Proof by induction: $\sum\limits_{i=1}^{n} \frac{1}{n+i} = \sum\limits_{i=1}^{n} \left(\frac{1}{2i-1} - \frac{1}{2i}\right)$

Hint $ $ For $ \, f(n)=\rm RHS - LHS\ $ show $ \ f(n\!+\!1) - f(n) = 0 = f(1)$ $\overset{\rm induct}\Longrightarrow\ f(n) = f(1) = 0\,.$

Note $ \ f(n\!+\!1)\ =\ f(n)\ $ boils down to $ \displaystyle\ \frac{2}{2n\!+\!2} = \frac{1}{n\!+\!1}\ $ by a very simple algebraic calculation.

Note how a simple transformation reduces inductive proof to the triviality that a function on $ \,\mathbb N\,$ is constant iff its first difference vanishes, i.e. $ \ f(n\!+\!1)-f(n)\ =\ 0.\,$ The inductive proof of this boils down to equality transitivity on a telescoping chain of inequalities $\,f(1) = f(2) = \,\cdots\, = f(n).\,$ While it is intuitively "obvious" that a function that never changes $ \,f(n\!+\!1) = f(n)\,$ is constant $ \,f(n) = f(1)\,$ for all $\,n\in\Bbb N\,$ it does require rigorous proof!

Many inductive proofs aimplify when handled similarly - by transforming the problem so that the induction becomes completely trivial, e.g. that a product of terms $> 1$ is $> 1$. Often, as above, the reduced problem succumbs to a trivial telescopic proof.

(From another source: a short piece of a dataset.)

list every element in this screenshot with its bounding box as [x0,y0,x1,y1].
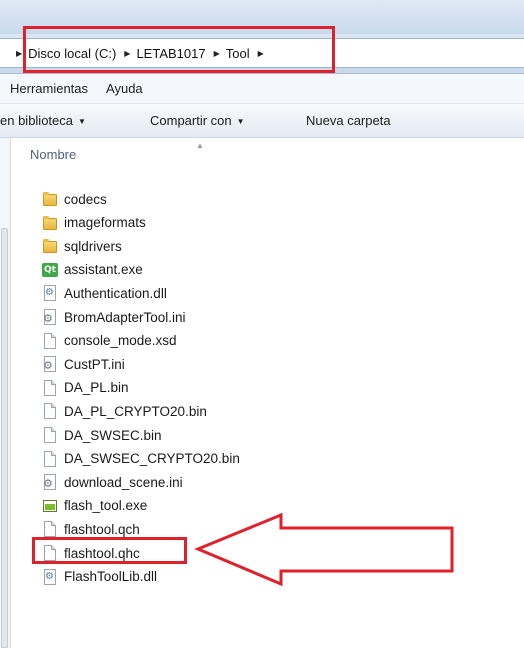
pointer-arrow-shape [194,512,454,587]
pointer-arrow [194,512,454,587]
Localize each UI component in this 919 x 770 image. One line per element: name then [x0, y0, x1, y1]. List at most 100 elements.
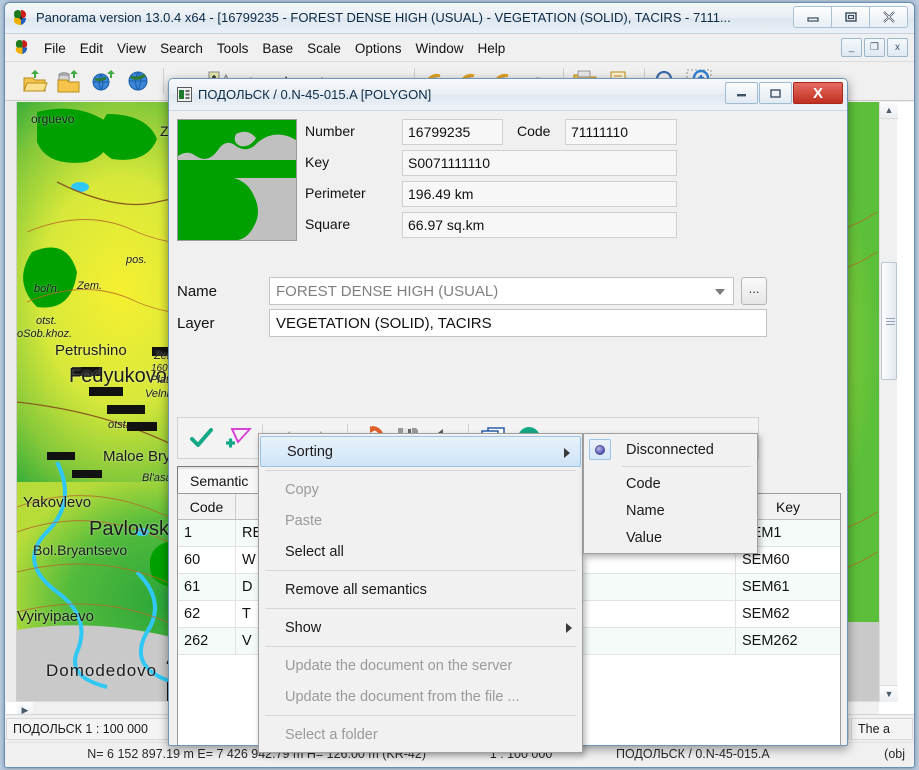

You can find $\,$ many examples of telescopy in my prior posts here. These methods often serve to reduce inductions to problems that have purely mechanical solution - solvable by using rote algebra with no ingenuity required (e.g. by algorithms in computer algebra systems). For example, the above problem reduces to verifying that a rational function is zero, which requires only simple mechanical polynomial arithmetic.